Pages

czwartek, 5 marca 2015

Slalom gigant

Wasz Uniżenie miał ostatnio okazję nieco powłóczyć się po koncertach w Warszawie. Ze względu na trajektorię, jaką się poruszałem, był to slalom (dziękuję producentom śliwkowej Soplicy), ale już z punktu widzenia artystycznego: gigant. Dlatego postanowiłem chwycić za pióro, klawiaturę komputera, cycek małolatki (niepotrzebne skreślić) i dać się ponieść recenzenckiej wenie!

Studio Lutosławskiego to moja ulubiona sala koncertowa w Warszawie. Głównie z powodu legendarnej akustyki, ale także dlatego, że mieszkam rzut beretem od Woronicza i idąc na koncert i z niego wracając, mogę sobie zrobić długi spacer. Przyjmuję zatem zaproszenia na wszystkie odbywające się tam wydarzenia i nawet raz wylądowałem na poranku symfonicznym dla dzieci. Tym razem było lepiej i zamiast seksownej przedszkolanki skupiłem swoją uwagę na muzyce. 


Najpierw na scenie pojawił się Marcin Masecki. "Masa" podobnie jak Zimmerman "podróżuje" z własnymi instrumentami. Są to dwa dwa pianina - jedno z nich elektryczne - wyglądające jak wyciągnięte z piwnicy i odpowiednio przerobione przez artystę. Nawet pod względem imażu Marcin coraz bardziej "klasycznieje", bo zamiast dobrze znanego enerdowskiego dresu założył tym razem ciemniejsze i bardziej eleganckie gatki. I chociaż dalej wywija podczas grania śmiesznie lewą nóżką, ostatnio repertuar także jakby ma poważniejszy, "zimmermannowski": Bach, Scarlatti, a teraz Mazurki.

Na tym koniec złośliwości, bo za całą resztę, czyli muzykę - tylko czy to akurat jest dzisiaj w ogóle ważne? - artyście należą się słowa uznania. Na samym początku siedziałem nabzdyczony jak indyk swoim krytycznym potencjałem, gotowy zmiażdżyć Masę za "kolejny rozczarowujący i pozbawiony koncepcji projekt, w którym jałowy dekonstruktywizm mylony jest z kreatywnością" (taką ładną frazę przygotowałem sobie bowiem już z góry). Ale po pół godzinie zacząłem się po prostu śmiać jak przedszkolak, bo trudno było nie dać się ponieść dziecięcemu entuzjazmowi, z którym artysta - niczym bobas eksperymentujący z zestawem klocków Lego - rozkładał na części pierwsze dobrze znane mazurki, a potem układał z nich na nowo, nigdy wcześniej nie słyszane i zaskakujące konstrukcje.
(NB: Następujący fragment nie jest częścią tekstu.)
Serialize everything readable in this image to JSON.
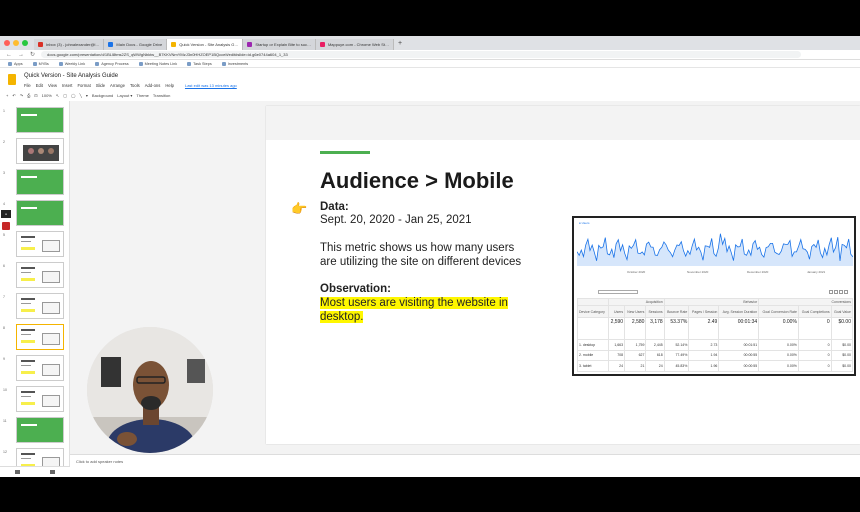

Masecki słusznie został nagrodzony owacją, a na scenę wszedł Mariusz Adamiak (Buster Keaton polskiej konferansjerki jazzowej), aby zapowiedzieć trio braci Olesiów z niemieckim wibrafonistą Christopherem Dellem. Tym koncertem delektowałem się jak dobrym deserem lodowym polanym rumem lub wódką. Charakterystyczny dla gry Olesiów intelektualizm (wg niektórych przesadny) i chłód (z drugiej strony bezcenny na tej trapionym efektem cieplarnianym planecie) sprawia, że słuchając ich muzyki człowiek czuje emocje podobne do tych, jakich mógłby doświadczyć obserwując parę sprawnych chirurgów dokonujących skomplikowanej operacji neurologicznej. Na całe szczęście był Dell, który w pełnych ekspresji konwulsjach wił się wokół swojego wibrafonu, sprawiając, że muzyka Komedy, której interpretacji podjęli się artyści, uderzyła mi do głowy jakbym słuchał jej po raz pierwszy. Wielkie to osiągnięcie, zważywszy że "Ballad for Bernt" słuchałem może już z milion razy i nie sądziłem, że obcując z nią po raz kolejny i enty uronię jeszcze łzę wzruszenia. Za to artystom (co przyznaję niechętnie, znacie mnie!) należą się brawa.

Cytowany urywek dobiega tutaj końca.